Pediatrician David Shafran, MD, understands. Here are the top five things he wants parents to know about milk, calcium and helping kids build strong bones.

1. Every child needs calcium

There’s no way around it. “Calcium is extremely important for bone growth, especially when kids are growing fastest, between ages 9 and 18,” Dr. Shafran says. “In their 20s, they will achieve peak bone mass. The stronger their bones then, the less risk of developing osteoporosis later.”

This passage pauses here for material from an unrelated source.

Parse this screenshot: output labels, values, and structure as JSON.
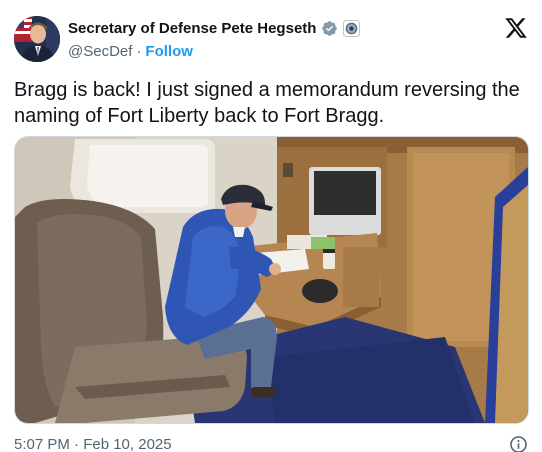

According to the National Institutes of Health, here’s how much calcium children need each day:

  • Under 6 months: 200 mg.
  • 6-12 months: 260 mg.
  • 1-3 years: 700 mg.
  • 4-8 years: 1,000 mg.
  • 9-18 years: 1,300 mg.

Calcium is a must for adults as well (1,000–1,200 mg/day), but only to replenish bone that naturally breaks down throughout life. After puberty, you can only maintain bone strength — you can’t increase it, no matter how much calcium you get.

2. Milk and other dairy products are the best sources

“Milk, yogurt, cheese and other dairy products are the best and easiest ways to consume calcium,” Dr. Shafran says. One cup (8 oz.) of milk has about 300 mg of calcium. So, three cups of milk per day can put tweens and teens close to their recommended daily intake.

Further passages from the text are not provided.